To examine the homing and incorporation of EPCs in the ischemic muscle, ischemic gastrocnemius muscle and/or soleus muscle were embedded in OCT medium for frozen section. The GFP positive EPCs were counted in randomly selected fields for a total of 20 different fields (×40 magnification) per section and 3 sections per animal. The EPC incorporation was expressed as the percentage of GFP positive capillaries.

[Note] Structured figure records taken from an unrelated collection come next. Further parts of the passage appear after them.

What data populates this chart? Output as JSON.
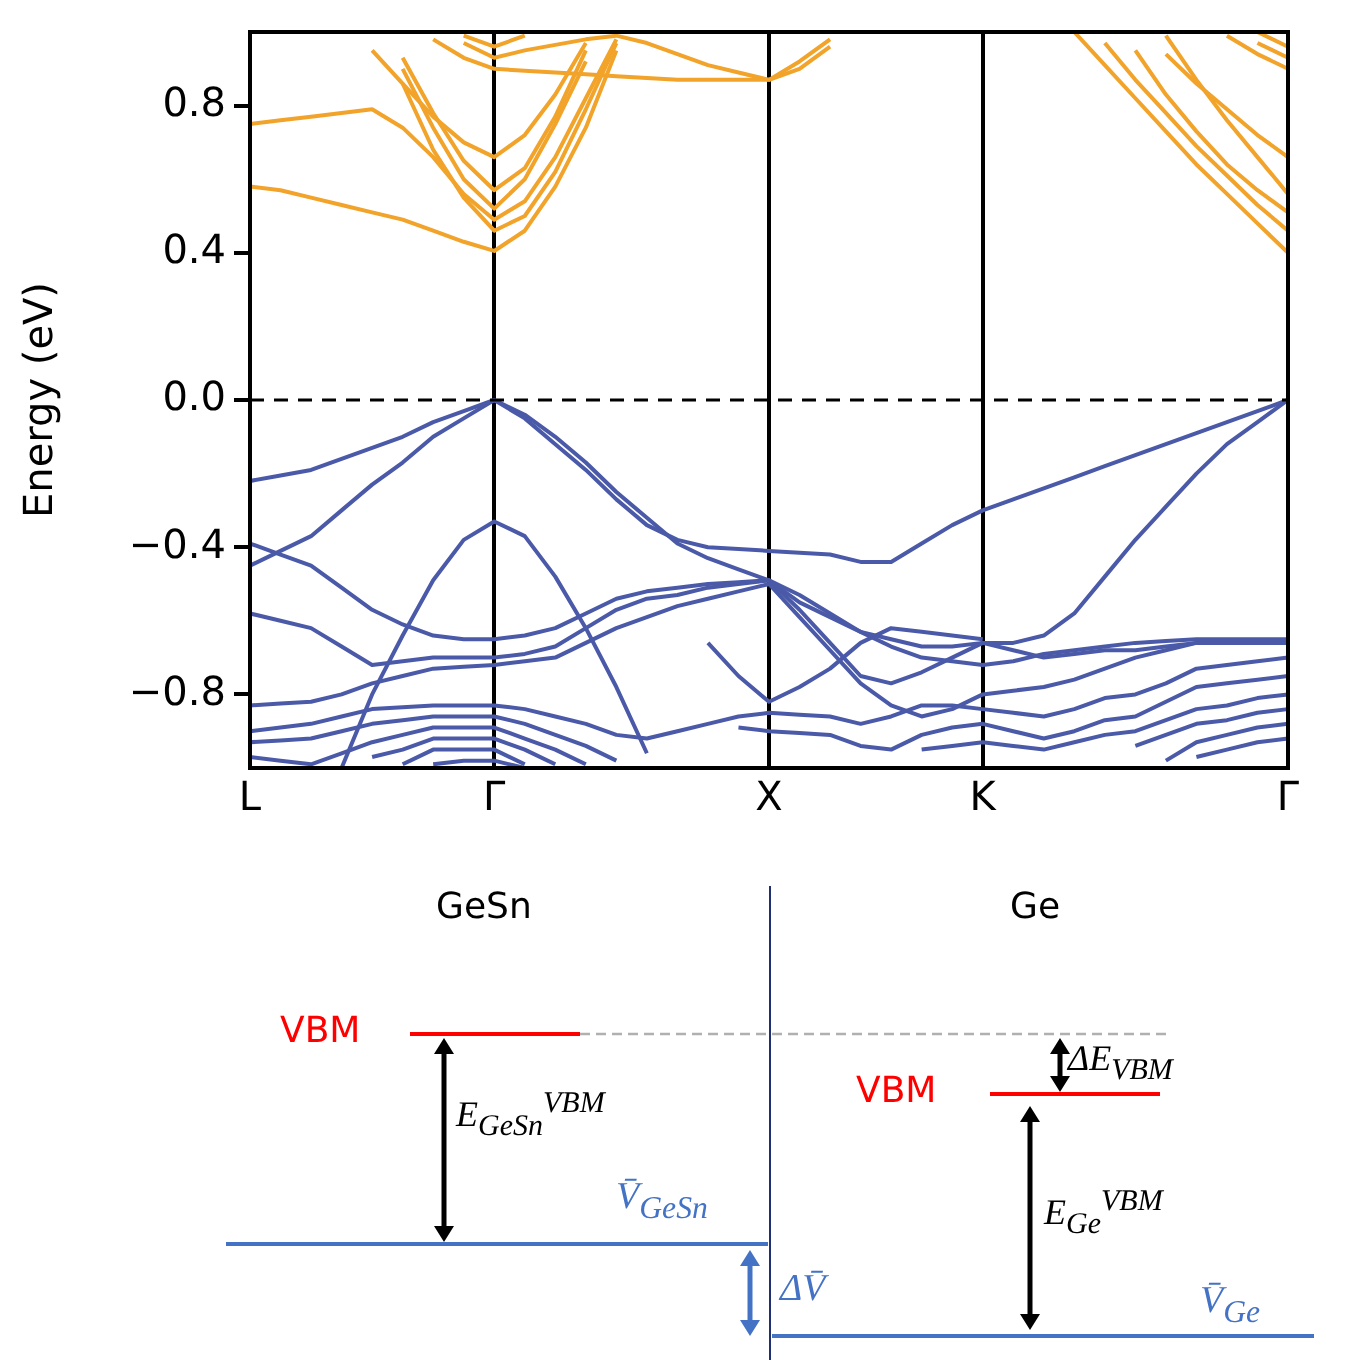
{
  "chart_data": [
    {
      "type": "line",
      "ylabel": "Energy (eV)",
      "categories": [
        "L",
        null,
        null,
        null,
        null,
        null,
        null,
        null,
        "Γ",
        null,
        null,
        null,
        null,
        null,
        null,
        null,
        null,
        "X",
        null,
        null,
        null,
        null,
        null,
        null,
        "K",
        null,
        null,
        null,
        null,
        null,
        null,
        null,
        null,
        null,
        "Γ"
      ],
      "ylim": [
        -1,
        1
      ],
      "yticks": [
        {
          "value": -0.8,
          "label": "−0.8"
        },
        {
          "value": -0.4,
          "label": "−0.4"
        },
        {
          "value": 0,
          "label": "0.0"
        },
        0.4,
        0.8
      ],
      "grid": "x",
      "legend": false,
      "marker": "none",
      "line_style": "solid",
      "ref_lines": [
        {
          "axis": "y",
          "value": 0,
          "color": "#000000",
          "line_style": "dashed"
        }
      ],
      "series": [
        {
          "color": "#f2a32a",
          "values": [
            0.58,
            0.57,
            0.55,
            0.53,
            0.51,
            0.49,
            0.46,
            0.43,
            0.405,
            0.46,
            0.58,
            0.74,
            0.95,
            null,
            null,
            null,
            null,
            null,
            null,
            null,
            null,
            null,
            null,
            null,
            null,
            null,
            null,
            1.0,
            0.91,
            0.82,
            0.73,
            0.64,
            0.56,
            0.48,
            0.4
          ]
        },
        {
          "color": "#f2a32a",
          "values": [
            0.75,
            0.76,
            0.77,
            0.78,
            0.79,
            0.74,
            0.66,
            0.56,
            0.49,
            0.54,
            0.66,
            0.82,
            0.98,
            null,
            null,
            null,
            null,
            null,
            null,
            null,
            null,
            null,
            null,
            null,
            null,
            null,
            null,
            null,
            0.97,
            0.87,
            0.78,
            0.69,
            0.61,
            0.53,
            0.46
          ]
        },
        {
          "color": "#f2a32a",
          "values": [
            null,
            null,
            null,
            null,
            0.95,
            0.86,
            0.77,
            0.7,
            0.66,
            0.72,
            0.83,
            0.97,
            null,
            null,
            null,
            null,
            null,
            null,
            null,
            null,
            null,
            null,
            null,
            null,
            null,
            null,
            null,
            null,
            null,
            0.95,
            0.83,
            0.73,
            0.64,
            0.57,
            0.51
          ]
        },
        {
          "color": "#f2a32a",
          "values": [
            null,
            null,
            null,
            null,
            null,
            0.93,
            0.78,
            0.65,
            0.57,
            0.63,
            0.77,
            0.95,
            null,
            null,
            null,
            null,
            null,
            null,
            null,
            null,
            null,
            null,
            null,
            null,
            null,
            null,
            null,
            null,
            null,
            null,
            0.94,
            0.86,
            0.79,
            0.72,
            0.66
          ]
        },
        {
          "color": "#f2a32a",
          "values": [
            null,
            null,
            null,
            null,
            null,
            0.9,
            0.74,
            0.6,
            0.52,
            0.6,
            0.75,
            0.92,
            null,
            null,
            null,
            null,
            null,
            null,
            null,
            null,
            null,
            null,
            null,
            null,
            null,
            null,
            null,
            null,
            null,
            null,
            0.99,
            0.87,
            0.76,
            0.66,
            0.56
          ]
        },
        {
          "color": "#f2a32a",
          "values": [
            null,
            null,
            null,
            null,
            null,
            0.86,
            0.68,
            0.55,
            0.46,
            0.5,
            0.62,
            0.79,
            0.97,
            null,
            null,
            null,
            null,
            null,
            null,
            null,
            null,
            null,
            null,
            null,
            null,
            null,
            null,
            null,
            null,
            null,
            null,
            null,
            null,
            null,
            null
          ]
        },
        {
          "color": "#f2a32a",
          "values": [
            null,
            null,
            null,
            null,
            null,
            null,
            0.98,
            0.93,
            0.9,
            0.895,
            0.89,
            0.885,
            0.88,
            0.875,
            0.87,
            0.87,
            0.87,
            0.87,
            0.9,
            0.96,
            null,
            null,
            null,
            null,
            null,
            null,
            null,
            null,
            null,
            null,
            null,
            null,
            0.99,
            0.94,
            0.9
          ]
        },
        {
          "color": "#f2a32a",
          "values": [
            null,
            null,
            null,
            null,
            null,
            null,
            null,
            0.97,
            0.93,
            0.95,
            0.965,
            0.98,
            0.99,
            0.97,
            0.94,
            0.91,
            0.89,
            0.87,
            0.92,
            0.98,
            null,
            null,
            null,
            null,
            null,
            null,
            null,
            null,
            null,
            null,
            null,
            null,
            null,
            0.97,
            0.93
          ]
        },
        {
          "color": "#f2a32a",
          "values": [
            null,
            null,
            null,
            null,
            null,
            null,
            null,
            0.99,
            0.96,
            0.99,
            null,
            null,
            null,
            null,
            null,
            null,
            null,
            null,
            null,
            null,
            null,
            null,
            null,
            null,
            null,
            null,
            null,
            null,
            null,
            null,
            null,
            null,
            null,
            1.0,
            0.96
          ]
        },
        {
          "color": "#4a5aa8",
          "values": [
            -0.22,
            -0.205,
            -0.19,
            -0.16,
            -0.13,
            -0.1,
            -0.06,
            -0.03,
            0.0,
            -0.05,
            -0.12,
            -0.19,
            -0.27,
            -0.34,
            -0.38,
            -0.4,
            -0.405,
            -0.41,
            -0.415,
            -0.42,
            -0.44,
            -0.44,
            -0.39,
            -0.34,
            -0.3,
            -0.27,
            -0.24,
            -0.21,
            -0.18,
            -0.15,
            -0.12,
            -0.09,
            -0.06,
            -0.03,
            0.0
          ]
        },
        {
          "color": "#4a5aa8",
          "values": [
            -0.45,
            -0.41,
            -0.37,
            -0.3,
            -0.23,
            -0.17,
            -0.1,
            -0.05,
            0.0,
            -0.04,
            -0.1,
            -0.17,
            -0.25,
            -0.32,
            -0.39,
            -0.43,
            -0.46,
            -0.49,
            -0.55,
            -0.59,
            -0.63,
            -0.65,
            -0.67,
            -0.67,
            -0.66,
            -0.66,
            -0.64,
            -0.58,
            -0.48,
            -0.38,
            -0.29,
            -0.2,
            -0.12,
            -0.06,
            0.0
          ]
        },
        {
          "color": "#4a5aa8",
          "values": [
            null,
            null,
            null,
            -1.0,
            -0.8,
            -0.64,
            -0.49,
            -0.38,
            -0.33,
            -0.37,
            -0.48,
            -0.62,
            -0.78,
            -0.96,
            null,
            null,
            null,
            null,
            null,
            null,
            null,
            null,
            null,
            null,
            null,
            null,
            null,
            null,
            null,
            null,
            null,
            null,
            null,
            null,
            null
          ]
        },
        {
          "color": "#4a5aa8",
          "values": [
            -0.39,
            -0.42,
            -0.45,
            -0.51,
            -0.57,
            -0.61,
            -0.64,
            -0.65,
            -0.65,
            -0.64,
            -0.62,
            -0.58,
            -0.54,
            -0.52,
            -0.51,
            -0.5,
            -0.495,
            -0.49,
            -0.53,
            -0.58,
            -0.63,
            -0.67,
            -0.7,
            -0.71,
            -0.72,
            -0.71,
            -0.69,
            -0.68,
            -0.67,
            -0.66,
            -0.655,
            -0.65,
            -0.65,
            -0.65,
            -0.65
          ]
        },
        {
          "color": "#4a5aa8",
          "values": [
            -0.58,
            -0.6,
            -0.62,
            -0.67,
            -0.72,
            -0.71,
            -0.7,
            -0.7,
            -0.7,
            -0.69,
            -0.67,
            -0.62,
            -0.57,
            -0.54,
            -0.53,
            -0.51,
            -0.5,
            -0.49,
            -0.57,
            -0.66,
            -0.75,
            -0.77,
            -0.74,
            -0.7,
            -0.66,
            -0.68,
            -0.7,
            -0.69,
            -0.68,
            -0.68,
            -0.67,
            -0.66,
            -0.66,
            -0.66,
            -0.66
          ]
        },
        {
          "color": "#4a5aa8",
          "values": [
            null,
            null,
            null,
            null,
            null,
            null,
            null,
            null,
            null,
            null,
            null,
            null,
            null,
            null,
            null,
            -0.66,
            -0.75,
            -0.82,
            -0.78,
            -0.73,
            -0.66,
            -0.62,
            -0.63,
            -0.64,
            -0.65,
            null,
            null,
            null,
            null,
            null,
            null,
            null,
            null,
            null,
            null
          ]
        },
        {
          "color": "#4a5aa8",
          "values": [
            -0.83,
            -0.825,
            -0.82,
            -0.8,
            -0.77,
            -0.75,
            -0.73,
            -0.725,
            -0.72,
            -0.71,
            -0.7,
            -0.66,
            -0.62,
            -0.59,
            -0.56,
            -0.54,
            -0.52,
            -0.5,
            -0.59,
            -0.68,
            -0.77,
            -0.83,
            -0.86,
            -0.84,
            -0.8,
            -0.79,
            -0.78,
            -0.76,
            -0.73,
            -0.7,
            -0.68,
            -0.66,
            -0.66,
            -0.66,
            -0.66
          ]
        },
        {
          "color": "#4a5aa8",
          "values": [
            -0.9,
            -0.89,
            -0.88,
            -0.86,
            -0.84,
            -0.835,
            -0.83,
            -0.83,
            -0.83,
            -0.84,
            -0.86,
            -0.88,
            -0.91,
            -0.92,
            -0.9,
            -0.88,
            -0.86,
            -0.85,
            -0.855,
            -0.86,
            -0.88,
            -0.86,
            -0.83,
            -0.83,
            -0.84,
            -0.85,
            -0.86,
            -0.84,
            -0.81,
            -0.8,
            -0.77,
            -0.73,
            -0.72,
            -0.71,
            -0.7
          ]
        },
        {
          "color": "#4a5aa8",
          "values": [
            -0.93,
            -0.925,
            -0.92,
            -0.9,
            -0.88,
            -0.87,
            -0.86,
            -0.86,
            -0.86,
            -0.88,
            -0.91,
            -0.94,
            -0.98,
            null,
            null,
            null,
            -0.89,
            -0.9,
            -0.905,
            -0.91,
            -0.94,
            -0.95,
            -0.91,
            -0.89,
            -0.88,
            -0.9,
            -0.92,
            -0.9,
            -0.87,
            -0.86,
            -0.82,
            -0.78,
            -0.77,
            -0.76,
            -0.75
          ]
        },
        {
          "color": "#4a5aa8",
          "values": [
            -0.97,
            -0.98,
            -0.99,
            -0.96,
            -0.93,
            -0.91,
            -0.89,
            -0.89,
            -0.89,
            -0.92,
            -0.95,
            -0.99,
            null,
            null,
            null,
            null,
            null,
            null,
            null,
            null,
            null,
            null,
            -0.95,
            -0.94,
            -0.93,
            -0.94,
            -0.95,
            -0.93,
            -0.91,
            -0.9,
            -0.87,
            -0.84,
            -0.83,
            -0.81,
            -0.8
          ]
        },
        {
          "color": "#4a5aa8",
          "values": [
            null,
            null,
            null,
            null,
            -0.97,
            -0.95,
            -0.92,
            -0.92,
            -0.92,
            -0.95,
            -0.99,
            null,
            null,
            null,
            null,
            null,
            null,
            null,
            null,
            null,
            null,
            null,
            null,
            null,
            null,
            null,
            null,
            null,
            null,
            -0.94,
            -0.91,
            -0.88,
            -0.87,
            -0.85,
            -0.84
          ]
        },
        {
          "color": "#4a5aa8",
          "values": [
            null,
            null,
            null,
            null,
            null,
            -0.99,
            -0.95,
            -0.95,
            -0.95,
            -0.99,
            null,
            null,
            null,
            null,
            null,
            null,
            null,
            null,
            null,
            null,
            null,
            null,
            null,
            null,
            null,
            null,
            null,
            null,
            null,
            null,
            -0.98,
            -0.93,
            -0.91,
            -0.89,
            -0.88
          ]
        },
        {
          "color": "#4a5aa8",
          "values": [
            null,
            null,
            null,
            null,
            null,
            null,
            -0.99,
            -0.98,
            -0.98,
            -1.0,
            null,
            null,
            null,
            null,
            null,
            null,
            null,
            null,
            null,
            null,
            null,
            null,
            null,
            null,
            null,
            null,
            null,
            null,
            null,
            null,
            null,
            -0.97,
            -0.95,
            -0.93,
            -0.92
          ]
        }
      ]
    },
    {
      "type": "other",
      "annotations": [
        "GeSn",
        "Ge",
        "VBM",
        "VBM",
        "E$_{GeSn}$$^{VBM}$",
        "V̄$_{GeSn}$",
        "ΔV̄",
        "ΔE$_{VBM}$",
        "E$_{Ge}$$^{VBM}$",
        "V̄$_{Ge}$"
      ]
    }
  ]
}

The extent of angiogenesis and arteriogenesis at day 28 post ischemic surgery was assessed by measuring capillary density in gastrocnemius muscle and/or soleus muscle using isolectin B4 staining, and arteriole area in adductor muscle. Ischemic gastrocnemius muscle, soleus muscle and/or adductor tissues were fixed with 4% paraformaldehyde and embedded with paraffin. Paraffin sections were cut at 5 μm and stained with Alexa Fluor® 594 conjugated isolectin GS-IB4 (Thermo Scientific, Waltham, MA)or anti-alpha smooth muscle actin (α-SMA) antibody (Abcam) to evaluate the capillary density and arteriole area respectively. The number of capillaries or arteriole area were calculated in randomly selected fields for a total of 20 different fields (×40 magnification) per section and 3 sections per animal. The capillary density was expressed as capillary number per muscle fiber, and the arteriole area was expressed as α-SMA positive arteriole area per fiber and normalized by control.